Figuring History: Robert Colescott, Kerry James Marshall, Mickalene Thomas brings together the works of three singular American artists whose work redefines history painting in a contemporary context. Bridging three generations and shaped by distinctive historic events, the large-scale tableaux of Robert Colescott, Kerry James Marshall, and Mickalene Thomas open compelling perspectives on Black culture and representation in an ever changing social and political landscape. Though unique in style and subject matter, these artists are united by presenting counter-narratives to an art history dominated by European ideals. These alternative histories challenge and reinterpret the exulted lineage of history painting.

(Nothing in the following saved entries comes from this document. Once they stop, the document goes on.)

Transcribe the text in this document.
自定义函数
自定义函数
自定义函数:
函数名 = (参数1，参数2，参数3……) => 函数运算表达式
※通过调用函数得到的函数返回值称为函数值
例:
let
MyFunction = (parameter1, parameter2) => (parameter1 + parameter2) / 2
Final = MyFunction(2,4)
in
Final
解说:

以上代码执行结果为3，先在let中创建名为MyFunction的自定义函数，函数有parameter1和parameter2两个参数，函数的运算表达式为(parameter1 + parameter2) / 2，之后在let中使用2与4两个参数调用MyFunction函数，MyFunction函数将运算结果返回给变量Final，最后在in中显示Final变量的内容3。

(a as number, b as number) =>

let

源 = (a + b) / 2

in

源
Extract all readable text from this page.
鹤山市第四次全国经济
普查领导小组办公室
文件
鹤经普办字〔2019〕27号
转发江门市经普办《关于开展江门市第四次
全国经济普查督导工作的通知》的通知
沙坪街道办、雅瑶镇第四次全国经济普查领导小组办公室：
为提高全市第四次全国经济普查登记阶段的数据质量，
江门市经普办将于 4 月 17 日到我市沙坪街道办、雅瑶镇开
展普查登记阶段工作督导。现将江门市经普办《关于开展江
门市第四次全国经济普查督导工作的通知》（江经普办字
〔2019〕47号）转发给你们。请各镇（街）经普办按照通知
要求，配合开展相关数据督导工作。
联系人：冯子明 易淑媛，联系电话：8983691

Robert Colescott (1925–2009) witnessed the Great Depression in his early years and later served in the Army during World War II. Several years of studies and teachings in France and Egypt following the war gave him an outside perspective and critical edge on the racial conflicts in the United States. The cartoon-like aesthetic of his earlier works take to task celebrated milestones in the history of painting from Van Eyck to Picasso. A decade later, he applies his boldly expressive style to stories that weave the fate of ordinary individuals into the fabric of stories weighed down by the colonial past. He poses his black subjects as observers, agents and narrators of an incomplete history, in need of revision.
Kerry James Marshall (b. 1955) was born in Birmingham, Alabama; he and his family moved to the Watts neighborhood of Los Angeles in 1963, a formative time and place for the artist, who now lives and works in Chicago. Marshall’s paintings employ a gravitas that centers on black experiences. His commanding portraits and tableaux of recent years combine familiar representational forms, such as the portrait of the artist or the academic life-drawing class, with political references that frame deeply probing historical narratives.
Mickalene Thomas’ (b. 1971) monumental portraits and nudes of women recall the odalisques and muses familiar from a long line of European art history. Her figures do not lend themselves to passive consumption but are powerful agents who confront us. Material culture and the aesthetics of ornamentation play a central role in her work as she inflects and reimagines Matisse’s arabesques and quasi-cubist spaces through the aesthetics of contemporary fashion and style. The power dynamics shift profoundly as Thomas negotiates gender and sexuality through a contemporary female gaze.